I’ve made a ton of changes, using new profiling tools like Intel’s VTune, and the newest NSight for Visual Studio.
Some of the optimizations in recent weeks are below. A few were silly and obvious, but some were only found when really drilling down.
— Completely re-tool cbuffer usage into frame specific, object specific, and mesh specific structures. This especially helps reduce lighting related Maps/Unmaps into the shader. I reduced Map/Unmap copies by about 75%.
— Stop using string (shader name)->pointer maps for shader-specific d3d11 buffers and such. I converted my whole ShaderSet system to be enum based arrays.
— Don’t use sqrt in pythagorean distance calculations unless you actually need to present the actual value. Comparisions don’t need them. This brought the render lists object sorting (see below) from about 5% of the rendering thread’s CPU time to 0.5%. Surprise kids: sqrt isn’t fast.
— Toy with shader compile options for speed.
— Locally cache a bunch of variables that were accessed by accessor a lot and not optimized out in compilation.
— Separate opaque and transparent render lists, resulting in far fewer blend state changes (also in preparation for instancing of opaques)
— Sort opaque list front to back and transparent list back to front. The former takes advantage of early-z culling in the pipeline which is always recommended and I never did it because of worries about my transparent objects.
— Don’t bother clearing stencil buffer - not using it.
— Calculate world-light lighting values once every second or so instead of every frame. That was definitely overkill.
— Turn some copy-constructor-calling assigns into references to avoid lots of copying (specifically transparency timelines and the hefty bone timelines)
— Get rid of my ‘extra stuff’ Map/Unmap buffer and move the stuff into one of the other buffers. Still not sure why I didn’t do this before.
— Only calculate bounding box corners once for passive (stationary) objects. Massive speedup. Bounding box calculation was 9% of the rendering thread’s CPU time before, now negligible. Just a terrible oversight on my part before.
— Draw terrain early in the frame so it can be worked on while doing all the object-specific culling and such on the CPU side. This is a technique mentioned in several of the more hardcore optimization sites (like Matt Fisher who wrote GPUView while interning(!) at Microsoft).

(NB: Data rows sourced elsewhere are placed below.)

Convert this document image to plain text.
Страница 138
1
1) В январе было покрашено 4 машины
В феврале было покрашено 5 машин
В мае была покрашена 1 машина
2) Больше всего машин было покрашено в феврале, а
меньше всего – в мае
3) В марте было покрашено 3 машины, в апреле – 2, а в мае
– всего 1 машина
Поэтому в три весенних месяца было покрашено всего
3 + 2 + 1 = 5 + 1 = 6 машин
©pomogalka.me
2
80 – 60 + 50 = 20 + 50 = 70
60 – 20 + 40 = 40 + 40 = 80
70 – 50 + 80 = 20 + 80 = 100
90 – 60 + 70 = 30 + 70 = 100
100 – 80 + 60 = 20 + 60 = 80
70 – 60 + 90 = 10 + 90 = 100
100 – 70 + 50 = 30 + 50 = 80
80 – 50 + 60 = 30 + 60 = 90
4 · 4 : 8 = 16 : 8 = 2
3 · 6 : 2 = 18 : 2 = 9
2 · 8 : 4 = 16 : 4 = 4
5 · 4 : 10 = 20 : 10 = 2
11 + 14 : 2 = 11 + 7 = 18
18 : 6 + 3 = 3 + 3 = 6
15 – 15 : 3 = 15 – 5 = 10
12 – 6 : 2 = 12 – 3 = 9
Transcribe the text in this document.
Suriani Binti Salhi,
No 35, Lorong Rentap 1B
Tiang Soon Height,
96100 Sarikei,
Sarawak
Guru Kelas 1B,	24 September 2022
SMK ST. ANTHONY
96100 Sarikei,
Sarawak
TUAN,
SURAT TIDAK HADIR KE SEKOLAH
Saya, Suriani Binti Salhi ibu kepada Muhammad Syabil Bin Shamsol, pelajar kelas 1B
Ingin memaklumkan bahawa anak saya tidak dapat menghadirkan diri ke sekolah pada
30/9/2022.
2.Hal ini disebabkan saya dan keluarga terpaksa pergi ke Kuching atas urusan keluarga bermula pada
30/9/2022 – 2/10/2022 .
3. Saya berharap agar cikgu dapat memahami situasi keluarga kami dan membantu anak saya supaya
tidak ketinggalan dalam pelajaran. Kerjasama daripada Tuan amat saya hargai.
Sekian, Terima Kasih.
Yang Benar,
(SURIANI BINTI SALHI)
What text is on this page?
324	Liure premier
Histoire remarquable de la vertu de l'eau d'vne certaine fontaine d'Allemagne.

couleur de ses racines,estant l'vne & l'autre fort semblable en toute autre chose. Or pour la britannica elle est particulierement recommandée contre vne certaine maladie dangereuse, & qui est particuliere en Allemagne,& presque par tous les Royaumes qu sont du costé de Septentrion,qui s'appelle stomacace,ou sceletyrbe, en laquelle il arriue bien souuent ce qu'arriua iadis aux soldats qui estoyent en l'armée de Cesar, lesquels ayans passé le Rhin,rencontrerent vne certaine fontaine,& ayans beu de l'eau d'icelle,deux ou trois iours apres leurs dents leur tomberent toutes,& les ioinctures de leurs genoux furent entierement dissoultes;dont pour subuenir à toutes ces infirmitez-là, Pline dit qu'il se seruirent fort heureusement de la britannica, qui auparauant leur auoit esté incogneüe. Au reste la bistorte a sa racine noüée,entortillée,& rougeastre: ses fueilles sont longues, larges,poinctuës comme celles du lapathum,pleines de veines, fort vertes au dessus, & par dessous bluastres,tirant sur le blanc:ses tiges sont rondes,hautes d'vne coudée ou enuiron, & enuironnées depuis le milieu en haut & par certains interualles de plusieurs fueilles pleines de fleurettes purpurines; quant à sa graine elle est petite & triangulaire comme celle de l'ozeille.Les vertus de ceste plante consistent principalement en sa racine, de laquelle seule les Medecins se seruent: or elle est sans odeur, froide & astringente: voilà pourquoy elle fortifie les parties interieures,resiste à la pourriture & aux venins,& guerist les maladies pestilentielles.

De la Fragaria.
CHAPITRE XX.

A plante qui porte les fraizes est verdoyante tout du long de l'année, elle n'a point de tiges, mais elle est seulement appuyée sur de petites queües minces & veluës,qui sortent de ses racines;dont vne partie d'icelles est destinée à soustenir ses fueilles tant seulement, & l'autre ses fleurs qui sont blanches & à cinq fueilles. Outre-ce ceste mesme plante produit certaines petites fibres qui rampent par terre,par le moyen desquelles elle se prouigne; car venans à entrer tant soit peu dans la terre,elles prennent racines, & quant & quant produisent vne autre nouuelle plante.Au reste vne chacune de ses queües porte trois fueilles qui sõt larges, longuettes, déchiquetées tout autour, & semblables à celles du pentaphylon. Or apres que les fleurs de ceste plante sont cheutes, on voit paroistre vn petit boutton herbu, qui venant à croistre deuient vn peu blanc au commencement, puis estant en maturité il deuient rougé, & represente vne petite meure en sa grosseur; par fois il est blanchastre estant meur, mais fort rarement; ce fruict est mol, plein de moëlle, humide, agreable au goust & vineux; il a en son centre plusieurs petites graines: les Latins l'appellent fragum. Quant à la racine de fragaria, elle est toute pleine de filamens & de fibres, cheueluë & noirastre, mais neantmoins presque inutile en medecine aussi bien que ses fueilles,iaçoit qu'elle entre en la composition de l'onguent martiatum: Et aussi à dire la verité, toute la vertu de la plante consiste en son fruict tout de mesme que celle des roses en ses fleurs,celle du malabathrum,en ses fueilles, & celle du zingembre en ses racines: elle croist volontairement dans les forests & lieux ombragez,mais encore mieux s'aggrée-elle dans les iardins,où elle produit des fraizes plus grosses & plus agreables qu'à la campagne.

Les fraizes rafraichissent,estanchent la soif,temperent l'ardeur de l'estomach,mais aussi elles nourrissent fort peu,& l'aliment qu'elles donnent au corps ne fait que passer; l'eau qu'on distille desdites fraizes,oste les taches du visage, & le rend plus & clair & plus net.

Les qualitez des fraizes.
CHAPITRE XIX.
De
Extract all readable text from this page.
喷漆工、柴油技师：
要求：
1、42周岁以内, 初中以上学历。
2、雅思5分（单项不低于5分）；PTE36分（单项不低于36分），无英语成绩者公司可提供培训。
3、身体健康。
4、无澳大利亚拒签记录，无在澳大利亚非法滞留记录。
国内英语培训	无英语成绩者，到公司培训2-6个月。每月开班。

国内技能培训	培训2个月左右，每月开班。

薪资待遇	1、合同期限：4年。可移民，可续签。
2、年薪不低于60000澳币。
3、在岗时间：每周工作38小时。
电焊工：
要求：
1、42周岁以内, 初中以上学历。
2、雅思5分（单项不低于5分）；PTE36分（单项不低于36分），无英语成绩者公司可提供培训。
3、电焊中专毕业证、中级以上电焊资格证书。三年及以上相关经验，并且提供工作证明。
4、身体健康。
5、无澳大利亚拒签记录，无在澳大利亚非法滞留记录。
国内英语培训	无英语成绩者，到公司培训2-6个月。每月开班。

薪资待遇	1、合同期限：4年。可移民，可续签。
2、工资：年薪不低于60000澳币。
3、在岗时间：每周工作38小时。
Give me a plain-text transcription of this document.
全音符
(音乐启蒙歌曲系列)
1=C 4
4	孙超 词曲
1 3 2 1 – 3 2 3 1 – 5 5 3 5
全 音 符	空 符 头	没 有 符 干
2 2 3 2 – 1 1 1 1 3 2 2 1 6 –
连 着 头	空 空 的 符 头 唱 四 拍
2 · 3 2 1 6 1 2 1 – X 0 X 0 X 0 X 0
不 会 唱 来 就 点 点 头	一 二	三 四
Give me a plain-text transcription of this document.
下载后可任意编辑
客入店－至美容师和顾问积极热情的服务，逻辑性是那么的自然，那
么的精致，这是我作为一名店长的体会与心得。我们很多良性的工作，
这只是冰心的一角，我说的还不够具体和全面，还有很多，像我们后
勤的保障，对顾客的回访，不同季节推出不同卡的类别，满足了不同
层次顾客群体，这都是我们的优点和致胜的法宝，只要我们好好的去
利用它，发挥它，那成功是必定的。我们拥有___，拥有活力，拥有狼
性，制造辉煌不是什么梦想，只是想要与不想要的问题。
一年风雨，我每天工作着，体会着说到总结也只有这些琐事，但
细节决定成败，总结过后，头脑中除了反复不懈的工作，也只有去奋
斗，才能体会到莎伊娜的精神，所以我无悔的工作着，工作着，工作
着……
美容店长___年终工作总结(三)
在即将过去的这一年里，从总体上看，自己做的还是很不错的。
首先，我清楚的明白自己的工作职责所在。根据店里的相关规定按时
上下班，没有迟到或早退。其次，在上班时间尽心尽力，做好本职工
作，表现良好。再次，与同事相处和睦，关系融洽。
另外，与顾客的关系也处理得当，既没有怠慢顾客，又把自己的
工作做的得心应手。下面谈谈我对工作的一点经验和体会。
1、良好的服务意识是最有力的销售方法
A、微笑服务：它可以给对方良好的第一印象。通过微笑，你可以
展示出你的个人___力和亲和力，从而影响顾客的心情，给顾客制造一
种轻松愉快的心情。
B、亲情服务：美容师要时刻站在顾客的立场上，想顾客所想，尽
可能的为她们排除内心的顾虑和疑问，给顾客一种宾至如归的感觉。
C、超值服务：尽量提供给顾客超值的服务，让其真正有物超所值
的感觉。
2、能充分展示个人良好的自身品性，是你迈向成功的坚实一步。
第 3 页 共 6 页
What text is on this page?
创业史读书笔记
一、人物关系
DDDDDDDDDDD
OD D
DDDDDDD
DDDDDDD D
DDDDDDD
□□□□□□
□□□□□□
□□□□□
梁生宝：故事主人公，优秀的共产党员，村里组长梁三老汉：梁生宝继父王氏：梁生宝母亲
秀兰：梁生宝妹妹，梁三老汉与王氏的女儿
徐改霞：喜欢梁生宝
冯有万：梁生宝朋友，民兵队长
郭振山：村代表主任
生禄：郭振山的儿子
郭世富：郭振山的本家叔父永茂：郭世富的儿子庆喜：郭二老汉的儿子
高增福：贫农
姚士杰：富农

— Start reducing branching in my terrain’s pixel shader. This will be one of the biggest speedups of all (going from about 60 fps in an average scene to 100+) if my tests so far prove correct. I have quite a ways to go though. Unfortunately, accessing texture arrays by index in pixel shaders can’t be done with variables, only integrals. In order to get by this and do true texture array accessing (sampling via x,y,z rather than just trying to access textures[n]) I will no longer be able to use D3DX11 SRV loading from graphic files and will have to roll my own texture creation and mipmapping. To get started with this I’m beginning to use stb_image, if you’ve heard of that. Nice for lightweight no frills loading of png files (for example) into RGBA raw memory which is nice pointing D3D to.
What’s the result of all this? Well, I don’t have a good test framework and scene set up for exact testing numbers of such things. But all told, I think frame rates are up anywhere from 50-80% compared to before the optimizations.
More updates soon.